The Problem with Aggregate Accuracy
If your pipeline processes 90% standard invoices (at 99% accuracy) and 10% handwritten receipts (at 70% accuracy), the aggregate accuracy is ~96% — which looks great. But every third handwritten receipt contains errors. If you route all documents the same way based on aggregate accuracy, the handwritten receipts will cause downstream problems that the 96% headline number completely obscures.
Stratified Random Sampling
Instead of measuring accuracy across all documents uniformly, use stratified random sampling — randomly selecting documents from each category (document type, source, complexity level) and measuring error rates within each stratum. This reveals exactly where the system struggles and where it excels.
Field-Level Confidence Calibration
For human review routing, confidence scores should be calibrated at the field level, not the document level. A document might have a confidently-extracted company name but an uncertain tax amount. Routing the entire document for human review wastes reviewer time; routing just the uncertain fields is more efficient.
These confidence scores must be calibrated using labeled validation sets — you compare the model's expressed confidence against actual accuracy on known-correct data to ensure that "90% confidence" actually corresponds to roughly 90% accuracy. Without calibration, confidence scores are just numbers with no reliable meaning.
Track accuracy per document type (or category, or field), not just as an aggregate metric. A headline "97% accuracy" can hide severe underperformance on specific subsets that stratified analysis would reveal.
Watch for answers that rely on aggregate accuracy metrics alone to argue the system is reliable. The correct answer will emphasize per-category or per-document-type accuracy tracking and stratified evaluation.
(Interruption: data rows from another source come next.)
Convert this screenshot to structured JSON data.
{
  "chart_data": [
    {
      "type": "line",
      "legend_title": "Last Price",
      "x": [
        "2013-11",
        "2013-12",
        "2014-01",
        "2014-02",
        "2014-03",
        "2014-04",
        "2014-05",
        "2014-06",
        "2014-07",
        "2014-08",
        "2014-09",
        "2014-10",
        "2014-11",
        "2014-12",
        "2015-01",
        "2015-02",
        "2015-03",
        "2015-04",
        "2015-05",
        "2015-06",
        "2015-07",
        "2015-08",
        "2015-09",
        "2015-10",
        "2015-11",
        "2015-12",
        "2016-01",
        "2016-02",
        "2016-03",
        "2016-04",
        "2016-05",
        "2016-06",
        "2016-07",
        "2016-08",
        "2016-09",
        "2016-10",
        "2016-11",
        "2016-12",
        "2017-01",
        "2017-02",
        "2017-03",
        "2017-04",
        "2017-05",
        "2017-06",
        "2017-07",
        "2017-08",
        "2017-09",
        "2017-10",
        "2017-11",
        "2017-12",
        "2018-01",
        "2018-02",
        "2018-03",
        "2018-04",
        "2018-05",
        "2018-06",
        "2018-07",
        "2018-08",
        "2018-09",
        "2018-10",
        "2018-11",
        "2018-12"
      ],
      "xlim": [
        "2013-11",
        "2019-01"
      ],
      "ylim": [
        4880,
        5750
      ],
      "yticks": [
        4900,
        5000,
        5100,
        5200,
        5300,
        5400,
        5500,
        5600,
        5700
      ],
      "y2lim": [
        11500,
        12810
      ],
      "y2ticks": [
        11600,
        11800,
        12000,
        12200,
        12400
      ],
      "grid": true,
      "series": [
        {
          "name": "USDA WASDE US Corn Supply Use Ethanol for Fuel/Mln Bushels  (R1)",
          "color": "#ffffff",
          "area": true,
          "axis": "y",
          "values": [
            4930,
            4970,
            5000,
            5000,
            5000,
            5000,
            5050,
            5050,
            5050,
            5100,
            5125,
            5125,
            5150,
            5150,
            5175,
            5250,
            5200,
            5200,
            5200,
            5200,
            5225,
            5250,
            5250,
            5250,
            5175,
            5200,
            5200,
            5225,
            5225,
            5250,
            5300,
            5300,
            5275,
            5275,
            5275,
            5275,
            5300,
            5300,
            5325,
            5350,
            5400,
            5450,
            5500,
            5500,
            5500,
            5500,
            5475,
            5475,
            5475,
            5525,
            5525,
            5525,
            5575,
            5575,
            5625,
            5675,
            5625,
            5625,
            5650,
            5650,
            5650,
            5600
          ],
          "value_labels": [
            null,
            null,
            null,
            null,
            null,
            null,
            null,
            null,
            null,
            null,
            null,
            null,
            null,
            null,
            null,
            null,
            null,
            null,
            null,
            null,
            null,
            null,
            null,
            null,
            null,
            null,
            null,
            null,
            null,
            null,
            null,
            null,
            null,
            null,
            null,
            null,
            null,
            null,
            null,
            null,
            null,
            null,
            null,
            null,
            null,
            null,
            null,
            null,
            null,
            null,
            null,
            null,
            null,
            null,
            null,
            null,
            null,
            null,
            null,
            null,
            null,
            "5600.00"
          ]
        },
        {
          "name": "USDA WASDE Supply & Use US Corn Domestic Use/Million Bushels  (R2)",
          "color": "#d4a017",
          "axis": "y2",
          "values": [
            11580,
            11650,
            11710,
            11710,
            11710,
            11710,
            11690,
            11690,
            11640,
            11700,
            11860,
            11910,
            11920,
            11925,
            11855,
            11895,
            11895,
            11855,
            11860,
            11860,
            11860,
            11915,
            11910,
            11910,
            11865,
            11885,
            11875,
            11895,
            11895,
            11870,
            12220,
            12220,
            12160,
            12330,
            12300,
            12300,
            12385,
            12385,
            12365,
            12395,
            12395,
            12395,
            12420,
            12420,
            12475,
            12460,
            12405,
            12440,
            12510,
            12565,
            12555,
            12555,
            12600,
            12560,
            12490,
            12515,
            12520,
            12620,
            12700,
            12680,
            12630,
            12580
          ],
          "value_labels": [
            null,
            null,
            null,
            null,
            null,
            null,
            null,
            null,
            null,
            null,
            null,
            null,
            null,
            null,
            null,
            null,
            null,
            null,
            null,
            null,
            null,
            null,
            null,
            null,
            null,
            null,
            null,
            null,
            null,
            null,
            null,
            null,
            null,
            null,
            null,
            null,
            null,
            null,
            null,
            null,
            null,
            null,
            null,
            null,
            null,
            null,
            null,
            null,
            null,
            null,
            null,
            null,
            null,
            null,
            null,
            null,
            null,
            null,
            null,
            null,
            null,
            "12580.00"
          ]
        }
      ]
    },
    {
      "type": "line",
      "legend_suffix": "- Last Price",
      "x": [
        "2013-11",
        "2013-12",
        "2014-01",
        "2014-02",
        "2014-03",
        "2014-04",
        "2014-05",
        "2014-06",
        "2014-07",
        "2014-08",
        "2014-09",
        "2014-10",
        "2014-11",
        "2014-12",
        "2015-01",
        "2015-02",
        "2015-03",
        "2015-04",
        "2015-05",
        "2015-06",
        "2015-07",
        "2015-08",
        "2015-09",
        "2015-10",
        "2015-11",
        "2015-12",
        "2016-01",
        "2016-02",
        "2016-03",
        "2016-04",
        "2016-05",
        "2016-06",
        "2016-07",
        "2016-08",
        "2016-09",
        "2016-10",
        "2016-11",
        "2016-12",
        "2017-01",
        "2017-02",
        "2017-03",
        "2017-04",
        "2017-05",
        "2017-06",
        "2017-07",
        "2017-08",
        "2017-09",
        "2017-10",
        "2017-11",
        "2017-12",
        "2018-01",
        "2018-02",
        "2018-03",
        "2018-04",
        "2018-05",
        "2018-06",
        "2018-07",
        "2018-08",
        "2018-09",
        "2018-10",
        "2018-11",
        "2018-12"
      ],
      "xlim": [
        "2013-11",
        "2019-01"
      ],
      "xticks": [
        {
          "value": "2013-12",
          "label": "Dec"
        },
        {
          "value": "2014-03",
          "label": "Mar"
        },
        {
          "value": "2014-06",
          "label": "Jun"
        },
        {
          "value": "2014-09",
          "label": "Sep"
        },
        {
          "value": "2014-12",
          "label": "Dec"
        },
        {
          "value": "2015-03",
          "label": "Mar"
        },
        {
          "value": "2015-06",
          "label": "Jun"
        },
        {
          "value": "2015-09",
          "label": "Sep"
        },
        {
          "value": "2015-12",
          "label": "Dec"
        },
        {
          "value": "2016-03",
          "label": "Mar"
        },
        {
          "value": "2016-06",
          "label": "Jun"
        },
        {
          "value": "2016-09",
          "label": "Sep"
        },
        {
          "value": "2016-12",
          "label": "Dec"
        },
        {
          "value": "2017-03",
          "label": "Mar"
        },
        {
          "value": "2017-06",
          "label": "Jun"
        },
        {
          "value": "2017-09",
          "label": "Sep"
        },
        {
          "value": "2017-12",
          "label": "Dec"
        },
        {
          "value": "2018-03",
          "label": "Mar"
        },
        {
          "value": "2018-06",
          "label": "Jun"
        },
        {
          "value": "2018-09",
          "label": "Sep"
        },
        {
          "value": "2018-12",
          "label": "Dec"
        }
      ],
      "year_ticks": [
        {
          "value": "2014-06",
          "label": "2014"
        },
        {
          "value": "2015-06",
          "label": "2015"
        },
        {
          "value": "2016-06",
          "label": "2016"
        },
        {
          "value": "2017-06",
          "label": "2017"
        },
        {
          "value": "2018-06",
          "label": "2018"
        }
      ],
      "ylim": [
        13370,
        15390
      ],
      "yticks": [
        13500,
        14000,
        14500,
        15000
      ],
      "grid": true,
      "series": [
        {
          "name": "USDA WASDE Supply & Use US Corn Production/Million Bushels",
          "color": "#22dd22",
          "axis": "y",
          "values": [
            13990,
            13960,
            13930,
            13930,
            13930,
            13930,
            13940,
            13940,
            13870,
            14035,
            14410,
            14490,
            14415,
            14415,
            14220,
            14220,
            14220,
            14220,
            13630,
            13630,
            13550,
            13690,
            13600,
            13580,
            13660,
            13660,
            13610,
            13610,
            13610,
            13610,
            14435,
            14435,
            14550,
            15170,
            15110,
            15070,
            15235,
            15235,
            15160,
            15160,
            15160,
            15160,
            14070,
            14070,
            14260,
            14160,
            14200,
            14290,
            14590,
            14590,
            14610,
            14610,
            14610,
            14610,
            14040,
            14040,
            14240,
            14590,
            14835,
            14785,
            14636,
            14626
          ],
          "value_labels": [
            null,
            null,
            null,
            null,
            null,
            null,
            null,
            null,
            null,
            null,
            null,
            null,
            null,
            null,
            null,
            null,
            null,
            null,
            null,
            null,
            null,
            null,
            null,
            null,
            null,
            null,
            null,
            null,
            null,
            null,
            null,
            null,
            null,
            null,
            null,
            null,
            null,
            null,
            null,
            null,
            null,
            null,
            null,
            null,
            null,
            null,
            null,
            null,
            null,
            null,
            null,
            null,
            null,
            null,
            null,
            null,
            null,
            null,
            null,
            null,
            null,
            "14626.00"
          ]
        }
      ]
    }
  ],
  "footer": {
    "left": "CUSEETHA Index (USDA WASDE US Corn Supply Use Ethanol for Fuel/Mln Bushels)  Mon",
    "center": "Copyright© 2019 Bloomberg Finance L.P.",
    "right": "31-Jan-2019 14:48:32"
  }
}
Preserve Information Provenance in Multi-Source Synthesis
When an agent synthesizes information from multiple sources — combining research from different sub-agents, merging data from several API calls, or consolidating findings from multiple documents — source attribution tends to get lost. The final summary presents conclusions without indicating which source contributed which claim, making it impossible to verify or resolve conflicts.
How Attribution Gets Lost
The typical failure mode is a summarization step that compresses findings from multiple sources into flowing prose. "Revenue increased 15% year-over-year" is presented as fact, but it might have come from Source A (which reported 15%) while Source B reported 12%. Without claim-source mappings preserved through the synthesis pipeline, the conflict is invisible and the reader has no way to assess the reliability of the claim.
Handling Conflicting Statistics
When multiple sources provide conflicting data points, the system should not silently pick one or average them. Instead, it should annotate the conflict with source attribution: "Revenue growth: 15% (Source: Company annual report, 2024) vs. 12% (Source: Industry analyst estimate, Q3 2024)." This preserves the disagreement and lets the consumer make an informed decision.
Temporal Data Requirements
Statistics and data points without temporal context are ambiguous at best and misleading at worst. A market share figure from 2022 should not be presented alongside a revenue figure from 2024 as though they describe the same moment. Require publication or collection dates for all data points to prevent misinterpretation of stale or mismatched information.
Structured claim-source mappings must be preserved through every synthesis step. Each factual claim should trace back to its source, and conflicting data should be annotated with attribution rather than silently resolved.